Richard Simmons DuPont Jr. (born October 5, 1968) is a postdigital American artist and educator whose installations, sculptures, paintings and prints examine the social implications of 21st century digital technology. He is a member of the Du Pont family.
He received an AB degree from the Departments of Visual Art and Art and Archeology at Princeton University in 1991. He has lived in New York City since 1991. He has been a member of the faculty at School of Visual Arts since 2015.[5]
Artistic practice
A pioneer in the field of Digital Art, Dupont began using scanners and 3D printing in 2002 to capture and replicate distorted images of his body. Dupont had his whole body scanned at a General Dynamics facility on The Wright-Patterson Air Force Base in 2004. Dupont's work examines the degree to which the primacy of the human gesture has been radically altered by the onset of digital technology.

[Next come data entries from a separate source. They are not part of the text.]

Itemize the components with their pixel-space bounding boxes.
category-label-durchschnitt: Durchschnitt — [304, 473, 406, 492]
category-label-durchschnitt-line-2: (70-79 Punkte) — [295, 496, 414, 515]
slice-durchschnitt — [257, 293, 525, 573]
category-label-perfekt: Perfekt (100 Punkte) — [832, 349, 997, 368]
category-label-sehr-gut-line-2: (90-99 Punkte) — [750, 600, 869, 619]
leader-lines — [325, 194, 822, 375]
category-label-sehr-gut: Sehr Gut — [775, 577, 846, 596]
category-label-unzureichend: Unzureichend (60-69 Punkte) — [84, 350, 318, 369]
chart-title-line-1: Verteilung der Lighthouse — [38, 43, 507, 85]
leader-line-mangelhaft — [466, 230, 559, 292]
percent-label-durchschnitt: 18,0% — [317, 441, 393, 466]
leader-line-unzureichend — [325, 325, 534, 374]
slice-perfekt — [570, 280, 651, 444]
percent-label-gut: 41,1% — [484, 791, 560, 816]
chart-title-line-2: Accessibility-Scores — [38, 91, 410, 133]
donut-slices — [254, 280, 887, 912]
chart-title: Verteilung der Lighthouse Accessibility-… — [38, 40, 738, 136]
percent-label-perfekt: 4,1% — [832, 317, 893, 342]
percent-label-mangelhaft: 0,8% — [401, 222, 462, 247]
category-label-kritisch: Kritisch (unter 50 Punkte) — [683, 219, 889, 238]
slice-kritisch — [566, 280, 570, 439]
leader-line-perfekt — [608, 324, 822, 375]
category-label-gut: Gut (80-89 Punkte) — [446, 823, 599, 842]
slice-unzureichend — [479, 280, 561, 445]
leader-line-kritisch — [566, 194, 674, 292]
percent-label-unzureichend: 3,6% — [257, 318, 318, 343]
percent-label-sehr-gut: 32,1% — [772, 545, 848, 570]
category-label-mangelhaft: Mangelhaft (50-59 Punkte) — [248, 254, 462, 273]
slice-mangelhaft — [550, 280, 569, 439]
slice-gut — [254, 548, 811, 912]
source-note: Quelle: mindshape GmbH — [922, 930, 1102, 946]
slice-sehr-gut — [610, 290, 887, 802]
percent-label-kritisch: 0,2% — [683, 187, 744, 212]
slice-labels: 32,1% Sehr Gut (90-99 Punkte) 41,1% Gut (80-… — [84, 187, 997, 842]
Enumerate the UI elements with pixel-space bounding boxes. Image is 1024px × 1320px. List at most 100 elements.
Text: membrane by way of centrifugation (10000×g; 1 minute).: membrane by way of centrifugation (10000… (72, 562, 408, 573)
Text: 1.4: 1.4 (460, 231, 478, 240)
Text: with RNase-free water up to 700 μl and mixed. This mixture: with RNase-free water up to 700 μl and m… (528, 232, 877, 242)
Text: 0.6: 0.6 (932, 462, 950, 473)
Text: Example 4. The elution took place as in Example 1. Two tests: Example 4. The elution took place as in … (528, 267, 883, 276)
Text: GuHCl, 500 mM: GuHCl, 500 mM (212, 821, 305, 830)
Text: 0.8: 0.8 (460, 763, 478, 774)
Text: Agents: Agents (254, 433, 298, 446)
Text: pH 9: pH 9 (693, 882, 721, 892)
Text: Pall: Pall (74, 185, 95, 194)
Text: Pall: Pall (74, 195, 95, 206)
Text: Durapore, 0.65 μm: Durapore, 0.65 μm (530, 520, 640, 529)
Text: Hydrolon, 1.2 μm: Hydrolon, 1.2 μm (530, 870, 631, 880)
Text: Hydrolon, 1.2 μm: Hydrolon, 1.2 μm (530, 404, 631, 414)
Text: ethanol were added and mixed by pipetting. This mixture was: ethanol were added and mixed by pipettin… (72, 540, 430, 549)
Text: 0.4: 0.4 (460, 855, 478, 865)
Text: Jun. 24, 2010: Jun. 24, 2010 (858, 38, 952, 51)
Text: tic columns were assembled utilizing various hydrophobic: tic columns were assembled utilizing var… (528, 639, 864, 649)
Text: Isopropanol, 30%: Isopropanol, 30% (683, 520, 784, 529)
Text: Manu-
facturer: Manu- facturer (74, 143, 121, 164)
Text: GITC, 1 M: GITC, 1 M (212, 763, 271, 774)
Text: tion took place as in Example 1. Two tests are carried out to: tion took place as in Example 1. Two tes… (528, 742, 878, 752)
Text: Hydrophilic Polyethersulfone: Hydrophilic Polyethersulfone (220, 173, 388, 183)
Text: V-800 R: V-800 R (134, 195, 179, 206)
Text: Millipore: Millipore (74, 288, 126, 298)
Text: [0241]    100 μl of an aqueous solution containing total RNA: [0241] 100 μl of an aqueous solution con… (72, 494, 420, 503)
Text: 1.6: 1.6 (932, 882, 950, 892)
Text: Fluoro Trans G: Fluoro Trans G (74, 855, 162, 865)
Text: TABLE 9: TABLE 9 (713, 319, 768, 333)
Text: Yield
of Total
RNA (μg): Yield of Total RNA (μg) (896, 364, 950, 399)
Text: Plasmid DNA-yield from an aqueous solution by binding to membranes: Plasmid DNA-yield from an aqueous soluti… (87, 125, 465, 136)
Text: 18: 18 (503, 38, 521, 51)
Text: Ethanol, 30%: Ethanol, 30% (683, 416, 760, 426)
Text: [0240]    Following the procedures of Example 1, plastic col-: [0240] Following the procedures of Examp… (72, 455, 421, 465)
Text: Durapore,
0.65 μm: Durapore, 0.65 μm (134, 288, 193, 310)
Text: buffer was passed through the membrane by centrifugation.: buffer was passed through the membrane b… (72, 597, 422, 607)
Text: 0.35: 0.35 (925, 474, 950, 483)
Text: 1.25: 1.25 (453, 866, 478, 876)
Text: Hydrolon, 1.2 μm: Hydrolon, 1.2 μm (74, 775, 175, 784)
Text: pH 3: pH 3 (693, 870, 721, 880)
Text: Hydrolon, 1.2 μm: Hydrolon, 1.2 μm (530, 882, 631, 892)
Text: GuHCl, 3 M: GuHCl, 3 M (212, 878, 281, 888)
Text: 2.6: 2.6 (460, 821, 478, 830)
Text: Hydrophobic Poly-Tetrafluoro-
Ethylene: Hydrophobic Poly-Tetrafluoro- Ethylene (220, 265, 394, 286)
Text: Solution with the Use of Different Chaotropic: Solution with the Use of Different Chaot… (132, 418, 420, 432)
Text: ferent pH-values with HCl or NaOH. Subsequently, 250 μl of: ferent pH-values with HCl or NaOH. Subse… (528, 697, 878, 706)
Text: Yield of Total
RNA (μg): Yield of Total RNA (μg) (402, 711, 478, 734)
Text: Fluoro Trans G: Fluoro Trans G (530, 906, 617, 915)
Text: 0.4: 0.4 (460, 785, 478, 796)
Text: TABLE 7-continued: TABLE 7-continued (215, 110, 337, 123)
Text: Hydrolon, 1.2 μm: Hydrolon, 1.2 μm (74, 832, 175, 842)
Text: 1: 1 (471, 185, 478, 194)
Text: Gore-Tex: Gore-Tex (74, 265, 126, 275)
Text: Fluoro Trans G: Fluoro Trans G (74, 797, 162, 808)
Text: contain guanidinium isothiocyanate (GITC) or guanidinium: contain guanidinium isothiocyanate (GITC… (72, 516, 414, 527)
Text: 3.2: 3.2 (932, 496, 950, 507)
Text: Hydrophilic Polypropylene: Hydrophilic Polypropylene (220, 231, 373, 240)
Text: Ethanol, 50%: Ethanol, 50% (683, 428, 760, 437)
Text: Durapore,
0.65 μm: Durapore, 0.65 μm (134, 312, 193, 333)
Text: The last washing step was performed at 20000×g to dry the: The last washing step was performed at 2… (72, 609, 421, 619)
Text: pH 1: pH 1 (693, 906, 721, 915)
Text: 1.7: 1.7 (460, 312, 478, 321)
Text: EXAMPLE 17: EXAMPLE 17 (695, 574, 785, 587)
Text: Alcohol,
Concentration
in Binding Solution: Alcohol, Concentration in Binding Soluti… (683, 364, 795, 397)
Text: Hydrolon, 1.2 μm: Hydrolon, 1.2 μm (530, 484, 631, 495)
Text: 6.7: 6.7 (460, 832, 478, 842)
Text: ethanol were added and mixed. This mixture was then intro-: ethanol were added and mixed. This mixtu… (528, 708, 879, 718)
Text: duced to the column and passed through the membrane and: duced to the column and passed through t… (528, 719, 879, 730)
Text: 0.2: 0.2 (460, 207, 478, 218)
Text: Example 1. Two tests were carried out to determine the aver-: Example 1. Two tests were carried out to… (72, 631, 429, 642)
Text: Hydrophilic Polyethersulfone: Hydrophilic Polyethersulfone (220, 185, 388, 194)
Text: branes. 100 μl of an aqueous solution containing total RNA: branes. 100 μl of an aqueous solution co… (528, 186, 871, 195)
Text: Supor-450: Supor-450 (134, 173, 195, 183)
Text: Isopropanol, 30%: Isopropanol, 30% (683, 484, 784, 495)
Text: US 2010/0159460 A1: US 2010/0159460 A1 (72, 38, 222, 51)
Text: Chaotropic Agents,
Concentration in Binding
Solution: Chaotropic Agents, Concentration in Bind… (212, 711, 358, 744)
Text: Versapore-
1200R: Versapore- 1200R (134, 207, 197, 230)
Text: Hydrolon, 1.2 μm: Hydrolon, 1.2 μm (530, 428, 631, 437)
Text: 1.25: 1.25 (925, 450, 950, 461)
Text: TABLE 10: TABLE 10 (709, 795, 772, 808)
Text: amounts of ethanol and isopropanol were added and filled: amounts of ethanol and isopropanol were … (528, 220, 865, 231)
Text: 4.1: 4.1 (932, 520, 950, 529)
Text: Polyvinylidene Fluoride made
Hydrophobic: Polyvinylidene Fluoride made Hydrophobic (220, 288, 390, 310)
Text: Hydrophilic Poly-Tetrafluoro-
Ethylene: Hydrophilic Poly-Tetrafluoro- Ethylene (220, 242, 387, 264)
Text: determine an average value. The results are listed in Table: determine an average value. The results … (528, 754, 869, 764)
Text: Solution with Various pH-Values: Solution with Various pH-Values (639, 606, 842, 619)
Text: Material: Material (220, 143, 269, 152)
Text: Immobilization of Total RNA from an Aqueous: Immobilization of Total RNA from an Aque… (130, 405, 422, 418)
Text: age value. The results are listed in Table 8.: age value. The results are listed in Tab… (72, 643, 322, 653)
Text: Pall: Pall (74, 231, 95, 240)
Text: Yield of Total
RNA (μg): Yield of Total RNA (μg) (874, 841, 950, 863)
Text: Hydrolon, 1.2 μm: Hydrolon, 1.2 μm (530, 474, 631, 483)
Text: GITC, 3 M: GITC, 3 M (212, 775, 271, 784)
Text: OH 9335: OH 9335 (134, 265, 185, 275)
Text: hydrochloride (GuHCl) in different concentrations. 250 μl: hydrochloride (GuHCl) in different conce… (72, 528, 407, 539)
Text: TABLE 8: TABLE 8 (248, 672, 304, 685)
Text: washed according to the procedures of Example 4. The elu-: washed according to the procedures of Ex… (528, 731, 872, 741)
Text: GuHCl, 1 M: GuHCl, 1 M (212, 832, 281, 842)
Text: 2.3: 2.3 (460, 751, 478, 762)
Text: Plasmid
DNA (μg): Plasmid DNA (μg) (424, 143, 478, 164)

He also uses his art to interrogate expressions of power and control, and to examine how anthropometry, the Victorian science of mapping the body, has morphed over the past century into biometrics.[6]
In 2024, Richard Dupont's work was included in Every Sound Is a Shape of Time: Selections from PAMM's Collection, curated by museum director Franklin Sirmans at the Pérez Art Museum Miami alongside the artworks by other sixteen artists from the institution's holdings.[10]